Van Peebles’ Distinguished Achievement Citation from OWU is one of scores of awards and work credits. He was active as an artist and provocateur right up to his recent passing. And he somehow found time, amid his renaissance life, to be a devoted father and family man.

Yet, I am struck by the thought that his journey—at OWU and beyond—was marked by a continual sense of being made an outsider, of not being fully understood and appreciated.

I’m thrilled that space is being made to pay tribute to him, and in that same thought I wonder if even this mention is enough. I am not overstating to say that Van Peebles is an artistic voice that made other voices in the industry possible. Having lived a life that forced him to open doors, his own life and work was itself a door opener.

It would be a mistake to label Van Peebles’ achievements as only an African American inspiration, though his presence and impact as a pioneering Black artist is profound. He was simply avant-garde as a director, and his vision and DIY directing style, which gave him a commercial hit, had a major influence on Hollywood film in general, beyond the narrower discussion of race. A low-budget film that becomes commercially successful (think of films such as Juno or The Blair Witch Project) is a familiar concept now, but Van Peebles was arguably the first to do it outside of the major studio system, and he did it decades earlier, with the highly charged Baadasssss. It is hard to conceive of the innovations of 1970s cinema, and the alternative cinema that followed in the 1980s and ’90s, without Van Peebles.

I could go on, but for a quick example I can say that the swift and smooth violence of Quentin Tarantino’s Django Unchained does not exist in a world without Van Peebles. Spike Lee’s signature floating camera shots, and the charged public arguments his characters engage in around race, do not exist in a world without Van Peebles.

In the credits of Baadasssss, we’re told the film is “Starring: The Black Community,” and this credit is both novel and prophetic in that Van Peebles put urban African American lives and language, in all their grittiness and soul, on screen. In doing so, he awakened and inspired the political imagination of artists worldwide.

He certainly inspired me, and Van Peebles’s halo extends into the present and our lives here at OWU in yet another, and somewhat unexpected, way.

His son Mario, an established film director and actor in his own right, directed me in my first professional TV appearance. It was a tiny role, but it was my first, and I was the only African American aside from the junior Van Peebles on the set.

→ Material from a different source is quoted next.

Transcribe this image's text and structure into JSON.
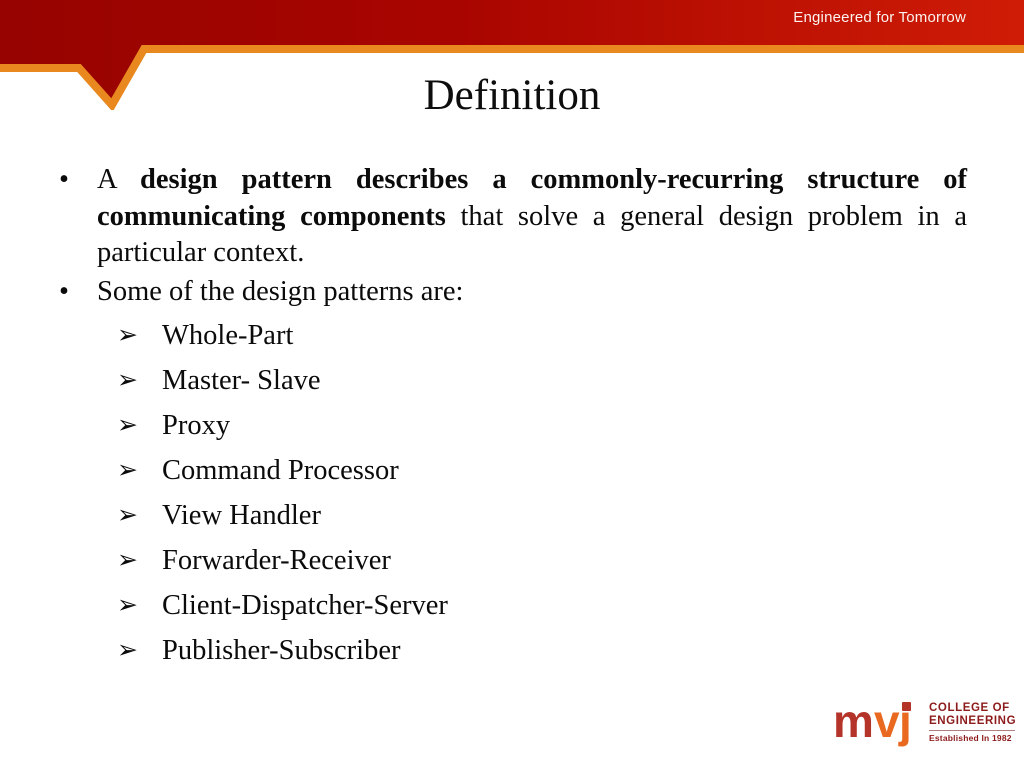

Van Peebles made a point to take some time and give me some coaching—something he not only did not have to do but wouldn’t have been expected to do, given the size of my small acting role. But I was deeply moved by that sense of care and concern with seeing excellent work happen.

It’s a feeling that I think endures at Ohio Wesleyan, and so I remember Van Peebles, the artist and artist nurturer that he was, as we all should: with great pride and endless appreciation.